A conundrum indeed and one that brings us to another equally difficult question: Why do I believe? Why does anyone believe?

In a world where the line drawn between placebo and actual eludes direct observation, where no two people see the world from an equivalent perspective and all perspective evaluations are biased from the human point of view, belief, though it differs from person to person, is one ingredient in the mix that provides an adjudicative role over our lives.

Perhaps the God of our belief is our belief - an internal reality nominated by us to arbitrate the weight we cannot bear, the wisdom we cannot fathom and the purpose we cannot define.

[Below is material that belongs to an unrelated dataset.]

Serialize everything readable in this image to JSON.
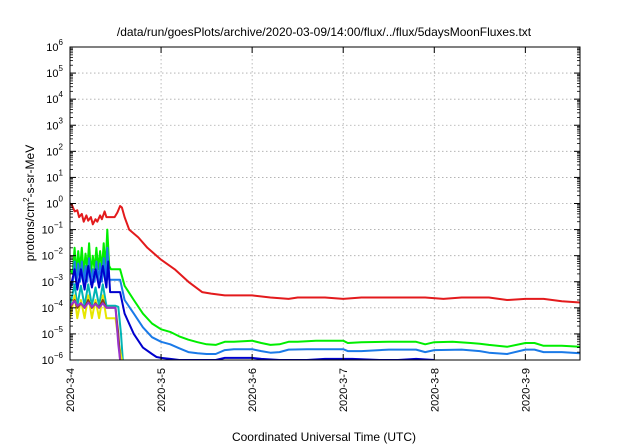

Belief in God is human - an evolving adaptation of advantage over adverse circumstance that none will relinquish once attained. Belief is our ultimate bridge to survival, the vision to attribute unknown forces behind inchoate shadows in the night, a mechanism designed to shelter the mind from hostile uncertainty and reason to coalesce individuals into groups for greater fortification and procreation.

In the town where I lived, a woman suffering from serious financial and health problems and struggling to raise a son of 13, who is near deaf, blind in one eye and often debilitated by a weak heart and stomach, told me that she believed in God, that her belief was strong and God would save her and her son.

Though it may appear blind, God, even if it is just an idea - because ideas apart from what they define have power - has the power to direct human attention and consequently, human action, hope and purpose.

Yes, I do believe in God, in my way, and in my way I am connected to all beliefs. Still, I wonder, would a good man who believes in God remain a good man if he did not believe in God?

1 comment:

Dead_Man said...

wow...almost exactly my feelings,though i couldn't have expressed them so well.